As a compact on-camera monitor with usability more reminiscent of a smartphone than a monitor, the ability to use and customize multiple displays with scopes and diagnostic features, add LUTs, and mount virtually any way you desire to a DSLR cage, the SmallHD 502 is in a class by itself.

Menu and Functionality

Now let's take a look at the menu and the functionality of it as a monitor. The display can be manipulated in seemingly endless ways. I keep finding new things every time I use it. Pushing down on the low-profile joystick shown in Figure 4 (below) brings up all of your different options that you have set up for display.

Figure 4. Push down on this joystick to access display options.
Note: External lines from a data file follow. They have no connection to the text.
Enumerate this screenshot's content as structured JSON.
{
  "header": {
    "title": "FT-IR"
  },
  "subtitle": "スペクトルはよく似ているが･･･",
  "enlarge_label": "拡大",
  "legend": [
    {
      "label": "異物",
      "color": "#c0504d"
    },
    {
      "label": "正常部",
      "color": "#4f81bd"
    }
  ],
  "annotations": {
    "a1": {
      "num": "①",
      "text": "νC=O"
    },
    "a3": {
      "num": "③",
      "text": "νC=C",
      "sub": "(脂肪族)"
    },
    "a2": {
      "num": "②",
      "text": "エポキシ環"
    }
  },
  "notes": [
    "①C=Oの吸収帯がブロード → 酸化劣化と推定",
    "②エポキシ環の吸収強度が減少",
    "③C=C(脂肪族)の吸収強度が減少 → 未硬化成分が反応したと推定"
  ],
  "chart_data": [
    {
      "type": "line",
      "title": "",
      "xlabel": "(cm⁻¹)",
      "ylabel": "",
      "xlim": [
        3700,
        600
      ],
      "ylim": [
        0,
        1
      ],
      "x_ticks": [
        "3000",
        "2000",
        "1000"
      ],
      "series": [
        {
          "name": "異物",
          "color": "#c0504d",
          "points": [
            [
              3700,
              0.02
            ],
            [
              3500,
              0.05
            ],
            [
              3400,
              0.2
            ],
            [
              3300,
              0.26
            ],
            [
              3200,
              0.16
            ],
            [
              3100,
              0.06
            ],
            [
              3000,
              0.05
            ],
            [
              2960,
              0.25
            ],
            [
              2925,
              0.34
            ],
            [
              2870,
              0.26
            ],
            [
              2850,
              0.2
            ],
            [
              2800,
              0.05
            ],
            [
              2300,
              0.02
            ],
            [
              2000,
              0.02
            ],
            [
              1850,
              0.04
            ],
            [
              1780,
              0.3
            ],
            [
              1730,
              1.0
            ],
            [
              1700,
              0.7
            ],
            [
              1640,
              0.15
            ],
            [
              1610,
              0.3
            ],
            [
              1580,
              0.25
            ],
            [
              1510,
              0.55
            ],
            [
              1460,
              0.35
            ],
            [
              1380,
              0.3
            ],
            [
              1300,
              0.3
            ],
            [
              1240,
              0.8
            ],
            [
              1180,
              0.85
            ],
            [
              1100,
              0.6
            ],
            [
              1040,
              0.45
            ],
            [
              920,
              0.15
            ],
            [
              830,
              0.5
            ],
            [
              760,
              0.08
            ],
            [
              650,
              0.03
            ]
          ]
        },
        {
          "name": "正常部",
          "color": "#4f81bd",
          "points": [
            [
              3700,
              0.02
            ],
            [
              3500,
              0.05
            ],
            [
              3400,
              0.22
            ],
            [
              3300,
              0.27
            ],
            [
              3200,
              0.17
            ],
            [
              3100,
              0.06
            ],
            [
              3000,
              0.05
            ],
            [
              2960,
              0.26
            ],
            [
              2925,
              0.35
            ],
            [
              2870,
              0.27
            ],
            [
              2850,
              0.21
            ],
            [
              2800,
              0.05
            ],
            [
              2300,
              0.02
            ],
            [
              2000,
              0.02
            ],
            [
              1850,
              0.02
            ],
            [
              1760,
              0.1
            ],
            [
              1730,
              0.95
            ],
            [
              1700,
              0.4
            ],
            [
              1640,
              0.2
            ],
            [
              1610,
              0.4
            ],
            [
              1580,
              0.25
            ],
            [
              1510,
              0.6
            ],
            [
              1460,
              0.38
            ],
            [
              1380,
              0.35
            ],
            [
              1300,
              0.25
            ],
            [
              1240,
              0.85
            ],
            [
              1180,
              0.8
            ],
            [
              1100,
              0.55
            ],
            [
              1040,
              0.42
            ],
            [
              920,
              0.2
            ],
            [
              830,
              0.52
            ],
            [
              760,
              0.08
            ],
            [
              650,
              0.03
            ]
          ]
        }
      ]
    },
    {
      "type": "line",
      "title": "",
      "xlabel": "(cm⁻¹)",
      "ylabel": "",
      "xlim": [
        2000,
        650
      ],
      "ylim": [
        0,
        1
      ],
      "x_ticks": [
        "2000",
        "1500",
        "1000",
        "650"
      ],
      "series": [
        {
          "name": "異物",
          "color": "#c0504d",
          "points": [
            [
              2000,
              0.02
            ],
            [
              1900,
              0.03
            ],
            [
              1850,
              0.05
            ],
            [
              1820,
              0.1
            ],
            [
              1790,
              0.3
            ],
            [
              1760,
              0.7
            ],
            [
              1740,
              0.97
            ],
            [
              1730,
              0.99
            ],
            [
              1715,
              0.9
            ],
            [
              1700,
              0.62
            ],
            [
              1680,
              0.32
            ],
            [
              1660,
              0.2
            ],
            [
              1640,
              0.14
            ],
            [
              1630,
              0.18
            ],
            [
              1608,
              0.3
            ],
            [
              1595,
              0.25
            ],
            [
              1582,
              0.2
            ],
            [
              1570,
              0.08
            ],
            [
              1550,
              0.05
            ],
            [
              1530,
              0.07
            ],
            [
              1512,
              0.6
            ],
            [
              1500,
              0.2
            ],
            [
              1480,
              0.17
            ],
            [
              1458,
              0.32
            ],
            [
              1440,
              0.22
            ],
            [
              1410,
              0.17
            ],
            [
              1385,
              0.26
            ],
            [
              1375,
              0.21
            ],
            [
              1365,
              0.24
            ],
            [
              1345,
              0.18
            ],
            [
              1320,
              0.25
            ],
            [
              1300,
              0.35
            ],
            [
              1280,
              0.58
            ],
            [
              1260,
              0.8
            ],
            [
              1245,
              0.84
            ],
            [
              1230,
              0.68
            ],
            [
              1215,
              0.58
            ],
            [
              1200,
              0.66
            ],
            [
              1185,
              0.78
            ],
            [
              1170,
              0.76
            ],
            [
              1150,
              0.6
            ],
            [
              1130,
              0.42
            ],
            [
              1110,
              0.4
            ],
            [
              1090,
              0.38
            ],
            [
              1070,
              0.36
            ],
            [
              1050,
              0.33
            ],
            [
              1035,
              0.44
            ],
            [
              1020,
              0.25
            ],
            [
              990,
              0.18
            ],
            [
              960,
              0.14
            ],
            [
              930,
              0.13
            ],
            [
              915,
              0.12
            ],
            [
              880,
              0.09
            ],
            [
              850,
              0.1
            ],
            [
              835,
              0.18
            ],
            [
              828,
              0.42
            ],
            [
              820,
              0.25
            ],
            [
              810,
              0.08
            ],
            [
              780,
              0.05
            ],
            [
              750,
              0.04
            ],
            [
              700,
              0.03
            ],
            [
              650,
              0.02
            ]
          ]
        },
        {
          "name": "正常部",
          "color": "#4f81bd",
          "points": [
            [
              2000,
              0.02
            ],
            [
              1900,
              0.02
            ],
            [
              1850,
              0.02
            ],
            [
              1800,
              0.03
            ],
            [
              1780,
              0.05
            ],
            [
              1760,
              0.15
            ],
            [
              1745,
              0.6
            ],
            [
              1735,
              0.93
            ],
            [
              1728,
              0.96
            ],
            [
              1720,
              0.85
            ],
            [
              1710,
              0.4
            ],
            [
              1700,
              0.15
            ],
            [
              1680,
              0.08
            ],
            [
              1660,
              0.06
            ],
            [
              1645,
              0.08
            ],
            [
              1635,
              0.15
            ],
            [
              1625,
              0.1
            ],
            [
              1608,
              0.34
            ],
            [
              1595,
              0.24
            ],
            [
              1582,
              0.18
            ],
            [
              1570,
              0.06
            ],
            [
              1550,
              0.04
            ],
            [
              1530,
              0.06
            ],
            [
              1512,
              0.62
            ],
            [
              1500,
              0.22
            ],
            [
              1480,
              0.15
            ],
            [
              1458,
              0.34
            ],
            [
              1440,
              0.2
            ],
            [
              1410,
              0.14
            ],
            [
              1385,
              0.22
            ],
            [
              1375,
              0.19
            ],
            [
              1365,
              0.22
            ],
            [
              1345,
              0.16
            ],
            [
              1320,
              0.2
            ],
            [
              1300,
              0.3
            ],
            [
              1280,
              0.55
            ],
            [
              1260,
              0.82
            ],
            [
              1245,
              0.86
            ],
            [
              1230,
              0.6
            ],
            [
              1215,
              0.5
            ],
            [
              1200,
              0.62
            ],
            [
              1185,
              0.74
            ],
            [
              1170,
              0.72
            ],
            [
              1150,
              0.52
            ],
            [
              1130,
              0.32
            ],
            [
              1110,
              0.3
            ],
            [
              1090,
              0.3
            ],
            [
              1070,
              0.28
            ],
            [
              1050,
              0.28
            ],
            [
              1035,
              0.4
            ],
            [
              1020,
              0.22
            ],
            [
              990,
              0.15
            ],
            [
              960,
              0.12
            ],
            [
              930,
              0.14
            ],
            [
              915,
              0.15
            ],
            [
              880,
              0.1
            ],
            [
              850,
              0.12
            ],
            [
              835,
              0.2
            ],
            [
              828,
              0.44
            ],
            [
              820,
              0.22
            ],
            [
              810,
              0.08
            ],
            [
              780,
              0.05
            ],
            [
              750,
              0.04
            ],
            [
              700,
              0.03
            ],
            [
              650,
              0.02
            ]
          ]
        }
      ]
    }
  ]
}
You can see in Figure 5 (below) how many options are available. You can keep adding them and you can customize each one.

Figure 5. Display options

Scrolling all the way to the left gets you to your settings, of which there are many (Figure 6, below). You've got everything from simple headphone control for your volume, to your backlit brightness, image rotation. Another nice thing about this monitor is you can flip it and it'll rotate automatically. You’ve also got anamorphic options and scaling settings for two different DSLR models, the 5D Mark II and 7D.
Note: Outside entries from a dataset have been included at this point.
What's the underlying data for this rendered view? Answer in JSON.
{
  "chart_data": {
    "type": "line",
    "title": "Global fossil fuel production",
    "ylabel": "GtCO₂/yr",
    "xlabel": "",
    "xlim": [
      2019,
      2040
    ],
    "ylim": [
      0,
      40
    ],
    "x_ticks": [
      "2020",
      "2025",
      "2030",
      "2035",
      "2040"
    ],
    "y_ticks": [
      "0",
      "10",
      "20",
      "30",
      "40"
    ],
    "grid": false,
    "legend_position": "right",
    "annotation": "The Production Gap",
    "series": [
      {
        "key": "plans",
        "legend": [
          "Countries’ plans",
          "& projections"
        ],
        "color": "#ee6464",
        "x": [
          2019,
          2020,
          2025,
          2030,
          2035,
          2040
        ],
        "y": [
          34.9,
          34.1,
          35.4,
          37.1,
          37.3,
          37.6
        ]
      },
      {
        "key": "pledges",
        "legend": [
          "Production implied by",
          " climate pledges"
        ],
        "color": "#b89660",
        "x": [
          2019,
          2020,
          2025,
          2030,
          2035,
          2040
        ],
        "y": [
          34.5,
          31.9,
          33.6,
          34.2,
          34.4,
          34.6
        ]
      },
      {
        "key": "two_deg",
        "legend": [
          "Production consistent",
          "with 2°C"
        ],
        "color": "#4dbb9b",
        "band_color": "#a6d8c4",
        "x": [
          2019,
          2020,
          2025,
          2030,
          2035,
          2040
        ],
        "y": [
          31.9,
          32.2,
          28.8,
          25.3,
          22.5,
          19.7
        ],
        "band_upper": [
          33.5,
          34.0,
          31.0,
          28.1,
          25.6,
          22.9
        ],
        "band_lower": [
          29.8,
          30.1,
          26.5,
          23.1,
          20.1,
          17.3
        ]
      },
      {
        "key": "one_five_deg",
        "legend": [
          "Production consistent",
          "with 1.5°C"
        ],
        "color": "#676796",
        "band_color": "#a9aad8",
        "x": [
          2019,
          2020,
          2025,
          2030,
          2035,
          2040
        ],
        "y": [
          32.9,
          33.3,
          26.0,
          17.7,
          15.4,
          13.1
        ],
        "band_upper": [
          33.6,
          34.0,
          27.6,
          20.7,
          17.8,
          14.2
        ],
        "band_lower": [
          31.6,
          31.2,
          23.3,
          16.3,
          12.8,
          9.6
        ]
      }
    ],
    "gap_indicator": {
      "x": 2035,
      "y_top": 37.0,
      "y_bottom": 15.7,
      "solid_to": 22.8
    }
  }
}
Figure 6. Apply settings here. Click the image to see it at full size.

You can also set input and output options for your HDMI and HD-SDI outputs and inputs. The monitor does have all 4 ports on the back, and that's for going downstream to another monitor, which I'll come back to in a minute when we talk about the LUTs.

For capture (also accessed in the Monitor Settings menu), you can take a screen image of what you've got on the screen at any given time, and the SmallHD 502 will store it on an SD card to pull off later. You also have a few other options that you might find useful like having different profiles for different users, you've got a calibration and you've got a firmware update, and then, of course, you have the option of resetting it to factory settings, just as with any good device.

Using LUTs

You can use LUTs with this monitor, which is a huge feature. The LUTs can be brought in with the SD slot. You just load your LUT onto there.

This has multiple advantages. Let's say you have a customer that you're shooting a commercial for, and they can't visualize what the final product is going to be because you're shooting in raw and you've got this really flat image on the screen. Thanks to the LUT support on the SmallHD 502, you could put your SD card into the slot on the top of the unit, and you can have a LUT that you're going to use for their particular project already loaded on there. Bring that LUT up, have it used on your display while you're shooting, and your client can then see basically what their final product's going to look like. They're happy, you're happy, everyone's happy--except for your camera operator because he wants to see the Raw image. There's a reason he shoots in Raw; he doesn't want to see all that bleach-bypass nonsense on there. He wants to see the image without it. No problem; you can send the LUT downstream to a second monitor, or you can have it on this one, or you could have it on both or neither. It is very versatile, and it's a great feature to be able to have for picky clients who can't visualize.